沖縄復帰50年 陛下、「若い世代含む国民の理解」願われ

【沖縄本土復帰50年】天皇、皇后両陛下がご臨席のもと行われた沖縄本土復帰50周年記念式典=15日午後、沖縄県宜野湾市(納冨康撮影)
【沖縄本土復帰50年】天皇、皇后両陛下がご臨席のもと行われた沖縄本土復帰50周年記念式典=15日午後、沖縄県宜野湾市(納冨康撮影)

「若い世代を含め、広く国民の沖縄に対する理解がさらに深まることを希望する」-。天皇陛下は15日の沖縄復帰50周年記念式典のお言葉で、戦争の犠牲や、その後の苦難に対する昭和天皇や上皇さまの思いを踏襲する一方、戦後世代であるご自身の体験を踏まえながら、次世代が築く沖縄像に思いをはせられた。(橋本昌宗、緒方優子)

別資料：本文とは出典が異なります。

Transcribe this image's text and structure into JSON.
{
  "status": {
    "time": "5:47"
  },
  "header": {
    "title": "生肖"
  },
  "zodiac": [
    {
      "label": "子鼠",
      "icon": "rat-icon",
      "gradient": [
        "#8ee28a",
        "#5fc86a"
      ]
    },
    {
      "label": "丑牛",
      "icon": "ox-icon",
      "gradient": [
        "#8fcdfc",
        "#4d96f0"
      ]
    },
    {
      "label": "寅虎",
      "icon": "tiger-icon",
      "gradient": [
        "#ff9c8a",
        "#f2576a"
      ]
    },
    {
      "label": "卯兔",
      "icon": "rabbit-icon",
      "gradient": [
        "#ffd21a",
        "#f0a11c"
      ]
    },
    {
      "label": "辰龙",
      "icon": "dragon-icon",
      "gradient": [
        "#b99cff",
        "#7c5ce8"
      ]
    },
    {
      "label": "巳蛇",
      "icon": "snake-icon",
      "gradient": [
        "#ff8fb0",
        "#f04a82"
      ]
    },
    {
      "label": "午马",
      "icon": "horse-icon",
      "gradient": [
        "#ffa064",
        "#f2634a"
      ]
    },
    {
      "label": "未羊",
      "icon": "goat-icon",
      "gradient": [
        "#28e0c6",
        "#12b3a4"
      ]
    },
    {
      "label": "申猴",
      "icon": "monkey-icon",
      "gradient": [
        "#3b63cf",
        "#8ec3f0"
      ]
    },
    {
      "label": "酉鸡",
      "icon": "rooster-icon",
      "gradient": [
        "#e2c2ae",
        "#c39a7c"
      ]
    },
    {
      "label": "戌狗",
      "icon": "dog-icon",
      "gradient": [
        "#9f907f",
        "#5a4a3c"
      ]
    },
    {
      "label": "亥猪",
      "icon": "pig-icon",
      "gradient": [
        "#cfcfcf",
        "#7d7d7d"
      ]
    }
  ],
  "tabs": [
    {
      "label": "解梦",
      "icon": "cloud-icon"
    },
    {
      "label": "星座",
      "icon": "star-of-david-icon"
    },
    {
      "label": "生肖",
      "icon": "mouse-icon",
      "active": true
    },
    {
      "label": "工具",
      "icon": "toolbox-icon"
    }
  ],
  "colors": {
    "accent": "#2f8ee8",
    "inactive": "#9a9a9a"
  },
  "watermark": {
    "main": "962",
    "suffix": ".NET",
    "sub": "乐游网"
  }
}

沖縄が本土に復帰した昭和47年、記念式典に臨席した昭和天皇は復帰を「多年の願望」とし、全国民が協力して「平和で豊かな沖縄県の建設と発展のために力を尽くす」ことを願った。平成4年の式典では上皇さまが昭和天皇の願いを受け継ぎつつ、沖縄の「苦難の道」を振り返り、20年間の沖縄の発展について「心強い」と述べられていた。

陛下は15日の式典で、こうした過去の経緯を踏まえながら、ご自身の沖縄にまつわる体験もご回想。「本土復帰の日、中学1年生であった私は、両親と一緒にニュースを見たことをよく覚えています」と述べ、上皇ご夫妻のもとで、復帰当時から思いを寄せていたことを明かされた。

一方で、明示は控えながらも、復帰から50年を迎えた今も沖縄に「さまざまな課題が残されています」とご言及。世代交代とともに戦争や米軍統治下の記憶が薄れていく現状を背景に、「これまでの人々の思いと努力が確実に受け継がれ、豊かな未来が沖縄に築かれること」を願われた。

東京・沖縄で同時開催となった今回の式典では、主催者側の願い出により、天皇、皇后両陛下は御所からオンラインで2つの会場に臨席される形式に。陛下のお言葉も画面越しとなったが、宮内庁幹部は「推敲(すいこう)を重ねられたお言葉により、長年、沖縄に思いを寄せ、今後の明るい未来を願う陛下のお気持ちが伝わったのではないか」と話した。